Thank you so much for doing this chore. IQ2 > EXL2 @ <3bpw ?
I am writing this comment because you asked so nicely, and also because I got sick of even trying to do this sort of thing. (I will never forgive HQQ) Clearly your upload rate is better than mine. I appreciate that you don't half-ass these. The 'proper' imatrix tuning is noted and I reckon going from 32 to 512 tokens has to help a model remember how to zero-shot. I download all of them - just in case.
Other readers wanting advice*: Q3-XXS is rock solid, doesn't break 3 tk/s on a 3090 best effort offload, even with just 6k ctx. 5800X at 5GHz, tried a lot of permutations for settings.
IQ2-XS GGUF feels nearly as robust.
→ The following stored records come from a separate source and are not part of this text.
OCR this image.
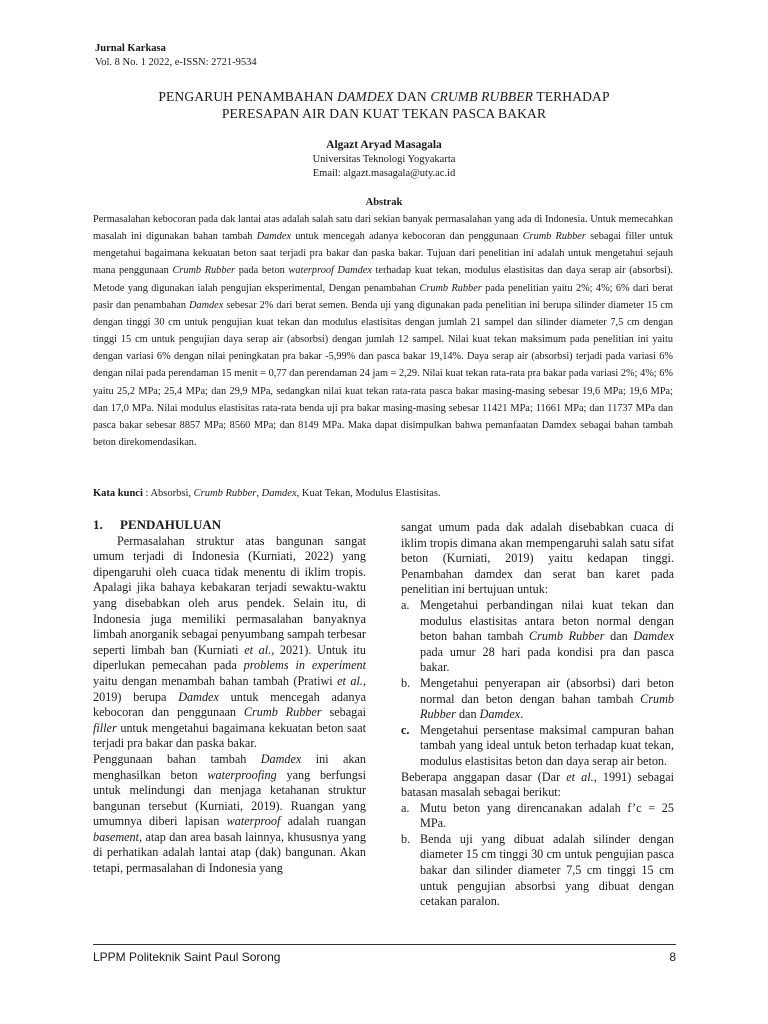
Jurnal Karkasa
Vol. 8 No. 1 2022, e-ISSN: 2721-9534
PENGARUH PENAMBAHAN DAMDEX DAN CRUMB RUBBER TERHADAP
PERESAPAN AIR DAN KUAT TEKAN PASCA BAKAR
Algazt Aryad Masagala
Universitas Teknologi Yogyakarta
Email: algazt.masagala@uty.ac.id
Abstrak

Permasalahan kebocoran pada dak lantai atas adalah salah satu dari sekian banyak permasalahan yang ada di Indonesia. Untuk memecahkan masalah ini digunakan bahan tambah Damdex untuk mencegah adanya kebocoran dan penggunaan Crumb Rubber sebagai filler untuk mengetahui bagaimana kekuatan beton saat terjadi pra bakar dan paska bakar. Tujuan dari penelitian ini adalah untuk mengetahui sejauh mana penggunaan Crumb Rubber pada beton waterproof Damdex terhadap kuat tekan, modulus elastisitas dan daya serap air (absorbsi). Metode yang digunakan ialah pengujian eksperimental, Dengan penambahan Crumb Rubber pada penelitian yaitu 2%; 4%; 6% dari berat pasir dan penambahan Damdex sebesar 2% dari berat semen. Benda uji yang digunakan pada penelitian ini berupa silinder diameter 15 cm dengan tinggi 30 cm untuk pengujian kuat tekan dan modulus elastisitas dengan jumlah 21 sampel dan silinder diameter 7,5 cm dengan tinggi 15 cm untuk pengujian daya serap air (absorbsi) dengan jumlah 12 sampel. Nilai kuat tekan maksimum pada penelitian ini yaitu dengan variasi 6% dengan nilai peningkatan pra bakar -5,99% dan pasca bakar 19,14%. Daya serap air (absorbsi) terjadi pada variasi 6% dengan nilai pada perendaman 15 menit = 0,77 dan perendaman 24 jam = 2,29. Nilai kuat tekan rata-rata pra bakar pada variasi 2%; 4%; 6% yaitu 25,2 MPa; 25,4 MPa; dan 29,9 MPa, sedangkan nilai kuat tekan rata-rata pasca bakar masing-masing sebesar 19,6 MPa; 19,6 MPa; dan 17,0 MPa. Nilai modulus elastisitas rata-rata benda uji pra bakar masing-masing sebesar 11421 MPa; 11661 MPa; dan 11737 MPa dan pasca bakar sebesar 8857 MPa; 8560 MPa; dan 8149 MPa. Maka dapat disimpulkan bahwa pemanfaatan Damdex sebagai bahan tambah beton direkomendasikan.

Kata kunci : Absorbsi, Crumb Rubber, Damdex, Kuat Tekan, Modulus Elastisitas.
1. PENDAHULUAN

Permasalahan struktur atas bangunan sangat umum terjadi di Indonesia (Kurniati, 2022) yang dipengaruhi oleh cuaca tidak menentu di iklim tropis. Apalagi jika bahaya kebakaran terjadi sewaktu-waktu yang disebabkan oleh arus pendek. Selain itu, di Indonesia juga memiliki permasalahan banyaknya limbah anorganik sebagai penyumbang sampah terbesar seperti limbah ban (Kurniati et al., 2021). Untuk itu diperlukan pemecahan pada problems in experiment yaitu dengan menambah bahan tambah (Pratiwi et al., 2019) berupa Damdex untuk mencegah adanya kebocoran dan penggunaan Crumb Rubber sebagai filler untuk mengetahui bagaimana kekuatan beton saat terjadi pra bakar dan paska bakar.

Penggunaan bahan tambah Damdex ini akan menghasilkan beton waterproofing yang berfungsi untuk melindungi dan menjaga ketahanan struktur bangunan tersebut (Kurniati, 2019). Ruangan yang umumnya diberi lapisan waterproof adalah ruangan basement, atap dan area basah lainnya, khususnya yang di perhatikan adalah lantai atap (dak) bangunan. Akan tetapi, permasalahan di Indonesia yang

sangat umum pada dak adalah disebabkan cuaca di iklim tropis dimana akan mempengaruhi salah satu sifat beton (Kurniati, 2019) yaitu kedapan tinggi. Penambahan damdex dan serat ban karet pada penelitian ini bertujuan untuk:

a. Mengetahui perbandingan nilai kuat tekan dan modulus elastisitas antara beton normal dengan beton bahan tambah Crumb Rubber dan Damdex pada umur 28 hari pada kondisi pra dan pasca bakar.
b. Mengetahui penyerapan air (absorbsi) dari beton normal dan beton dengan bahan tambah Crumb Rubber dan Damdex.
c. Mengetahui persentase maksimal campuran bahan tambah yang ideal untuk beton terhadap kuat tekan, modulus elastisitas beton dan daya serap air beton.

Beberapa anggapan dasar (Dar et al., 1991) sebagai batasan masalah sebagai berikut:

a. Mutu beton yang direncanakan adalah f’c = 25 MPa.
b. Benda uji yang dibuat adalah silinder dengan diameter 15 cm tinggi 30 cm untuk pengujian pasca bakar dan silinder diameter 7,5 cm tinggi 15 cm untuk pengujian absorbsi yang dibuat dengan cetakan paralon.
LPPM Politeknik Saint Paul Sorong	8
I think it's better than the 2.4 BPW EXL2.
If you don't really have enough video memory for any of these - honestly you should: get the IQ3 - it's not really any slower with a partial offload than the smaller files.
I think most people who are here because they have 20-24 GB of VRAM should: pick IQ2-XS.
If you have some manycore monster CPU or > 24GB VRAM you should: Get the IQ3 GGUF. Even 4BPW is overkill.
If you have a H100, you should: give it to me. thanks.
These are/(this model is) great fun - what your perspective is on how these importance tuned GGUF weights stack up to the likes of the GPTQ derivatives (EXL2 and AWQ are the two I know of)?
Nothing on my computer works for more than 5 minutes so I'm not running a perplexity eval but my view:
It sure seems like IQ2-XS has only advantages over the slightly bigger EXL2.4?
Only exception I can think of is the 8 bit KV cache that I used to use uncritically - but today I got 'bad vibes' trying 2.4bpw with the 8 bit KV cache on a context of 6 ktk - just seemed unstable. Far from scientific, I know.
I'd be most interested to know whatever you know about this topic - I saw a kccp repo with old Q8 KV cache code and I have to wonder if I'm completely wrong and 8 bit KV is borderline lossless for ctx << 300000
I've not yet been impressed by EXL2 70b-on-a-3090 recipes. I've no doubt it's possible (much like writing DeepSpeed ZeRo-3 might be "possible" for one person) but EXL2 doesn't get the attention llama.cpp does and honestly there's no replacement for true platform agnosticism, so it shouldn't.
I reckon ultimately it's going to be upstream witchcraft (TorchAO, Triton, unexpectedly superintelligent Julia scripts etc.) which will free us from this nightmare. Image generation is much more flexible as long as you accept that you do actually need SOME kind of GPU to produce the graphics. Just not very much of one. SD.Next is magic.
Until then, Someone (Kooten) stop has to stop Them (NeverSleep) from feeding their beautiful Noromaids in to the jaws of q4_0 and q2_K.
*As for the IQ2-XXS - It's theoretically sound? Get it if it's a huge speedup for your particular config to go XXS and not XS. I liked it fine for a 120b goliath shaped model. Too slow offloaded ofc but the quality was fine on first blush.
Thank you.
Overall I think EXL and GGUF quants bring more flexibility over the alternatives like more precise control of the bit weights to fit your exact requirements and GGUF especially with offloading allows you to run these models on less powerful devices at high quality, imatrix, quip# etc makes it even more accessible although at the moment less than 3-4bpw exl starts to hurt and there seems to be some issues with the imatrix quants discussed in other threads but it is still impressive and quite usable if that is what is available to you.
Unfortunately I do not really know about the cache, i have not encountered any obvious issues, unless you notice a clear difference with it on/off I would assume 2.4bpw is a bit to lobotomized leading to weirdness.
There is a lot happening, a lot of improvement in all sorts of ways.